Nahles: Es ist relativ schwierig einzuschätzen, wie hier die Basis reagiert. Wir haben unterschiedliche Rückmeldungen, und ich glaube, daß generell hohe Bereitschaft da ist, die Regierungslinie zu unterstützen, weil man auf der einen Seite natürlich die Verbrechen von Milosevic gerne möglichst bald beendet wissen will. Nur mehren sich halt auch hier in der SPD die Zweifel, ob die Bombardements dieses Ziel tatsächlich erreicht haben in der Vergangenheit und auch in Zukunft erreichen können. Und diese Zweifel – ich finde, die sollten ganz sachlich auch zum Ausdruck gebracht werden. Und es gibt ja auch die Möglichkeit zu sagen – Egon Bahr hat das vorgeschlagen –: Wir machen 48 Stunden dieses Moratorium, wir gehen in die Verhandlungen rein, wir versuchen hier, auch Bedingungen zu verhandeln. Wenn das alles nicht ernst genommen wird von Milosevic, haben wir immer noch die Option, hier militärisch weiterzumachen. Also ich denke, man muß – mittlerweile ist es klar – zu einer politischen Lösung jetzt auch von Seiten NATO mal einen Anfang machen. Ein bloßes Weiterbombadieren ist für viele Sozialdemokraten einfach nicht der goldene Weg.

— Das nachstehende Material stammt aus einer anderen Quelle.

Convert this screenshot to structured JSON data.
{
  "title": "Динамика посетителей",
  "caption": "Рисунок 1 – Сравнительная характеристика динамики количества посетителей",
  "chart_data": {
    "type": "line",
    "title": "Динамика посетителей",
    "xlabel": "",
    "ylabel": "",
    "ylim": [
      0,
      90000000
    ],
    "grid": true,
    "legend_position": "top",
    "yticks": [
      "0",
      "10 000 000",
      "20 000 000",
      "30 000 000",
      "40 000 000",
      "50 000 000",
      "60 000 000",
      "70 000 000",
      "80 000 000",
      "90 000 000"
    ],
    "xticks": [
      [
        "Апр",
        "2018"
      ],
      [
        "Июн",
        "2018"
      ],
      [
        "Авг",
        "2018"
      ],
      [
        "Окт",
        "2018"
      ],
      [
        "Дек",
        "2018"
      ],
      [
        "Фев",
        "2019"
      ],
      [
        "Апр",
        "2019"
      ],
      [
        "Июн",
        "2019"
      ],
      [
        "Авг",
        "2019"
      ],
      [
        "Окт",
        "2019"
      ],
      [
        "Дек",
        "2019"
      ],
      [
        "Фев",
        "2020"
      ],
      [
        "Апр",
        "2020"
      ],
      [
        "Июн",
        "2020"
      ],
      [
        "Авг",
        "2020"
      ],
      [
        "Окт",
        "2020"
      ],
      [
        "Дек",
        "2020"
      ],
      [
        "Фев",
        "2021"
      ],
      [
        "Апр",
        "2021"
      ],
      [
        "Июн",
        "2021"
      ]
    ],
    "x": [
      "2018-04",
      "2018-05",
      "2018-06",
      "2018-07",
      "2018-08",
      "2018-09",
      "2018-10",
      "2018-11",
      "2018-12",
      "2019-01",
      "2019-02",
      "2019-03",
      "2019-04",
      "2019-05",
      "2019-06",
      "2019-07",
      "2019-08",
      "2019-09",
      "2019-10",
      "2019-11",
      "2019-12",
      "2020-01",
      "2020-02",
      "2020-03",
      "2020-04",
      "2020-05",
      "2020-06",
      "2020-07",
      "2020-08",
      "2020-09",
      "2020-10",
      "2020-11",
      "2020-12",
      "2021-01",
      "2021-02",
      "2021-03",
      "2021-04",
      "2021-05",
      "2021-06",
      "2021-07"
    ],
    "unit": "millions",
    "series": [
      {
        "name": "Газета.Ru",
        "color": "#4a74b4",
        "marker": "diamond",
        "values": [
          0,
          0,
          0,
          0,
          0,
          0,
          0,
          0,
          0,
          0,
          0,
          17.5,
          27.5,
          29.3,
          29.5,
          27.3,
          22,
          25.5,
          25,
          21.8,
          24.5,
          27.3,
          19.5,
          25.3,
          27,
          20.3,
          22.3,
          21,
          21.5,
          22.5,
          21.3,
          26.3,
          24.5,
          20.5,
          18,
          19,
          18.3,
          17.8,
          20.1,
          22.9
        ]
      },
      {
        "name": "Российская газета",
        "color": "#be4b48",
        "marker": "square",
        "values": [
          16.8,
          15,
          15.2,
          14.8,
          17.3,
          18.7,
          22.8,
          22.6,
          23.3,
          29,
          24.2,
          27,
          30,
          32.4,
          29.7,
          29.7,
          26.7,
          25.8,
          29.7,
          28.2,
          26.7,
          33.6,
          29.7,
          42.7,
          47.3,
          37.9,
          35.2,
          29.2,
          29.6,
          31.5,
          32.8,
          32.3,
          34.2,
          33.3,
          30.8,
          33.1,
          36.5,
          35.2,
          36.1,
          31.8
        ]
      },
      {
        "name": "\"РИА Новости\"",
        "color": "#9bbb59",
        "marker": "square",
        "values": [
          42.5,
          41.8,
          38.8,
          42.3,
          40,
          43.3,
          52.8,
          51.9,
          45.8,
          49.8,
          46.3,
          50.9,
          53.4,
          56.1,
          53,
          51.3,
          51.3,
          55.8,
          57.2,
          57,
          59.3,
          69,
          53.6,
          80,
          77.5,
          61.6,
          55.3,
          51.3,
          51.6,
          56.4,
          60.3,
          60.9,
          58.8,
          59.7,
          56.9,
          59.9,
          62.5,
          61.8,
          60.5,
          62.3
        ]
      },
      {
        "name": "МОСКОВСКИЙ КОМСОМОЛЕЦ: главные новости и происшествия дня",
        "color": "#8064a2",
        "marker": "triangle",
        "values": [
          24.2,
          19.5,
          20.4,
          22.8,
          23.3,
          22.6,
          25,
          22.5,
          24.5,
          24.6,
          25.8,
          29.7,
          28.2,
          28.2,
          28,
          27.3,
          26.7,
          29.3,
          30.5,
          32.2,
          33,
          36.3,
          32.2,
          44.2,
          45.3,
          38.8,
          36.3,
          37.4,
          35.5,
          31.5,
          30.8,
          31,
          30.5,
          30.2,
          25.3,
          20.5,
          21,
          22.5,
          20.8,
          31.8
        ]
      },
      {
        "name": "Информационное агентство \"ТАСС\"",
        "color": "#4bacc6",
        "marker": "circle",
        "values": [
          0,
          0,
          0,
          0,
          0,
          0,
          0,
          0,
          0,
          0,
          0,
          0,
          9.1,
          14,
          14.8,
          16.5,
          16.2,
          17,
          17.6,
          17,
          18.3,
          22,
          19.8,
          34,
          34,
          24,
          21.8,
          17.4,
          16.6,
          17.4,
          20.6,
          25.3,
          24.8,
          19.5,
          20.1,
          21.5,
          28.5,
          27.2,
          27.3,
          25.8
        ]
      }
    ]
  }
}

DLF: Die Bundesrepublik steckt im Bündnis. Sie ist dort gefordert. Wäre nicht eigentlich alles andere als eine Unterstützung der Regierungslinie eine unverantwortliche Schwächung dieser Regierung Schnöder.
Nahles: Nein. Sehen Sie, die Italiener haben auch im Parlament eine eigene Position vertreten. Sie haben hier auch deutlich gemacht, daß sie Bomben für kaum vereinbar halten bzw. die Lösung hier nicht sehen. Ich denke, wenn wir auf dem Parteitag mit Mehrheit beschließen würden: Wir wollen den humanitären Korridor, der durch UNO-Truppen abgesichert wird, das heißt, wir wollen hier keine reine Lösung, die eben ohne Militär hier glaubt, einen Milosevic irgendwo in die Kontrolle zu kriegen – das glauben wir ja auch nicht – aber wir wollen Schritte hin zu einer politischen Lösung: Humanitärer Korridor, Balkankonferenz, so ähnliche Ergebnisse wie in Dayton usw.. Dieses kann im Prinzip nur eines heißen: Die SPD-Regierung wird innerhalb der NATO aufgefordert, eine stärkere Rolle einzunehmen – hin zu einer politischen Lösung, auch innerhalb der NATO das Gewicht zu verlagern: Daß wir da also aktiv werden, daß wir eine Vermittlerrolle einnehmen, daß wir da Druck machen. Das muß ja nicht unbedingt heißen, daß diese Bundesregierung deswegen instabiler Partner für die NATO geworden ist.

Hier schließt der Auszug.